Second, Widdows’ conviction that because men are using beauty practices, gender is no longer relevant seems misplaced. Gender has never only applied to women. Men’s involvement with beauty ideals and practices, insofar as they are implicated in their identity projects, will presumably also have gender dimensions. This will, therefore, necessitate a critical analysis of how men’s body ideals and practices are gendered. Moreover, even though men may be ‘catching up’ when it comes to involvement in beauty practices, this does not mean that beauty ideals and practices have the same consequences for men and women and do not need to be analysed in terms of gender and other power relations based on, for example, class, race, ethnicity, sexuality and national belonging.
Third, while I would agree with Widdows’ critique of oversimplified explanations of the ‘cultural imperialism’ variety when it comes to the globalization of beauty, I was not convinced by the ‘trend analysis’ she puts forward. For me, this smacks too much of marketing or social psychological approaches to the beauty culture which, almost by definition, flatten out contradictions and differences.
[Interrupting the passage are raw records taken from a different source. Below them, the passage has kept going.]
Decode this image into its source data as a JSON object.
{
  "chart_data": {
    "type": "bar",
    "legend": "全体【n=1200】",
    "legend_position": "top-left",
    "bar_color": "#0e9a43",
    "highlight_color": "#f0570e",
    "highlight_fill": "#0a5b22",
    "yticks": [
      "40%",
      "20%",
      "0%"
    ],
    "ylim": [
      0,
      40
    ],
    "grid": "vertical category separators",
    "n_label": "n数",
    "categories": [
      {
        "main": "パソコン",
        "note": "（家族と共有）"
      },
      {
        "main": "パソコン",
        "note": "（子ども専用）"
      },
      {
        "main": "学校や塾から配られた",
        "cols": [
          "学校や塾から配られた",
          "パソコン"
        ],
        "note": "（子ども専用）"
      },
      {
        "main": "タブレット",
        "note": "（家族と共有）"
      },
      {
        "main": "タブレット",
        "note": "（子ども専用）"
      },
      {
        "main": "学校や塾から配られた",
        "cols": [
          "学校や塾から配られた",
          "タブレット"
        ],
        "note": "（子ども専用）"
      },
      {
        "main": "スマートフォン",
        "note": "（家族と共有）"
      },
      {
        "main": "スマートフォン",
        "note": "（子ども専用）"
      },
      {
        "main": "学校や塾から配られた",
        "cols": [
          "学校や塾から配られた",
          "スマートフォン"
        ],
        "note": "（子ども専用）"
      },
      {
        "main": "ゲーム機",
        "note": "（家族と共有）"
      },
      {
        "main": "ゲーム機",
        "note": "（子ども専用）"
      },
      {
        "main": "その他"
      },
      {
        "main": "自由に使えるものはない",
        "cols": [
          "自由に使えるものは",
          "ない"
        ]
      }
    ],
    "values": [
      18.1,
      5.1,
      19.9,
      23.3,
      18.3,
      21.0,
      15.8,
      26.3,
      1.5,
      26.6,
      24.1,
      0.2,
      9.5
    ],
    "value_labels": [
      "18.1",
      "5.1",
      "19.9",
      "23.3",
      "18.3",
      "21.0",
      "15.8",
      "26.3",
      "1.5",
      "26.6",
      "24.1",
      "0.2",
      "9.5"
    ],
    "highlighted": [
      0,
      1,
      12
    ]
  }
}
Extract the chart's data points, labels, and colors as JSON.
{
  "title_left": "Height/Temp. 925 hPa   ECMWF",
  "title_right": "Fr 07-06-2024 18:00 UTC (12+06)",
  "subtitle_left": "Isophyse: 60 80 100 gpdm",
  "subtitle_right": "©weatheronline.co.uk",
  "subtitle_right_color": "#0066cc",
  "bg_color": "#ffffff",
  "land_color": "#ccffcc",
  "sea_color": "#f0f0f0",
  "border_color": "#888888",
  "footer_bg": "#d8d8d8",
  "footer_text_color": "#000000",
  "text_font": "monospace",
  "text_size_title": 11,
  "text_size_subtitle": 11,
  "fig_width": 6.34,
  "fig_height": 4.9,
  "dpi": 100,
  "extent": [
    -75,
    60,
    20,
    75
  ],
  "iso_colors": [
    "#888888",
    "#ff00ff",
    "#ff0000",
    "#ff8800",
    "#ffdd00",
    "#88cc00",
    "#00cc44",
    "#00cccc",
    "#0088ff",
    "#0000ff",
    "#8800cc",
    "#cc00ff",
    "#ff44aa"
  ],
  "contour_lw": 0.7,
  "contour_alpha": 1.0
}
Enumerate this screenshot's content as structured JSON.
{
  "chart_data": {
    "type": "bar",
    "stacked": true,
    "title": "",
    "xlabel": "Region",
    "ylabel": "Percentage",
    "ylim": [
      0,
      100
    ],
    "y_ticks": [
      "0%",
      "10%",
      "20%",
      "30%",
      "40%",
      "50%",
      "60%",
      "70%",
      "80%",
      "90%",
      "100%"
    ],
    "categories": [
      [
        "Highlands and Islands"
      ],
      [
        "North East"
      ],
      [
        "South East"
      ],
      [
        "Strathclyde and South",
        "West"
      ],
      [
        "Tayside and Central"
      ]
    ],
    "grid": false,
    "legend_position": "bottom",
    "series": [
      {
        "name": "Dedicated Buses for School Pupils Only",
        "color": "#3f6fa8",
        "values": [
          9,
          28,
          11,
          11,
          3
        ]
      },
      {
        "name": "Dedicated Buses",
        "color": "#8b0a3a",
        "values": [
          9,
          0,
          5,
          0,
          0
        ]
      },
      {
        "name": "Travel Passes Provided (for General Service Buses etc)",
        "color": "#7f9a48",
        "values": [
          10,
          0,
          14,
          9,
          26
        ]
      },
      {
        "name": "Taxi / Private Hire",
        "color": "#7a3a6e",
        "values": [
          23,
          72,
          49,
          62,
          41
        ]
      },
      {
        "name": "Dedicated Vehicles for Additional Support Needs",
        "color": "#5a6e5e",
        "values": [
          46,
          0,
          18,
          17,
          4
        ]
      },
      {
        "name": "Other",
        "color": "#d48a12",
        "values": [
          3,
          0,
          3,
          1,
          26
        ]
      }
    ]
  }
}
Moreover, her focus on trends precludes looking at the local contexts in which people actually do beauty and how they negotiate embodied differences and contradictory practices. In this respect, I think her analysis would have been strengthened by more reliance on sociology and anthropology for her empirical examples rather than psychology and marketing research.
Despite these reservations, Perfect Me is well-worth reading for anyone who is concerned about the importance of beauty in modern life and the imperative to develop critical perspectives for thinking about it. It sets out the questions that we need to be thinking about and does so in a way that makes it clear what is at stake in our search for ever-more-perfect bodies.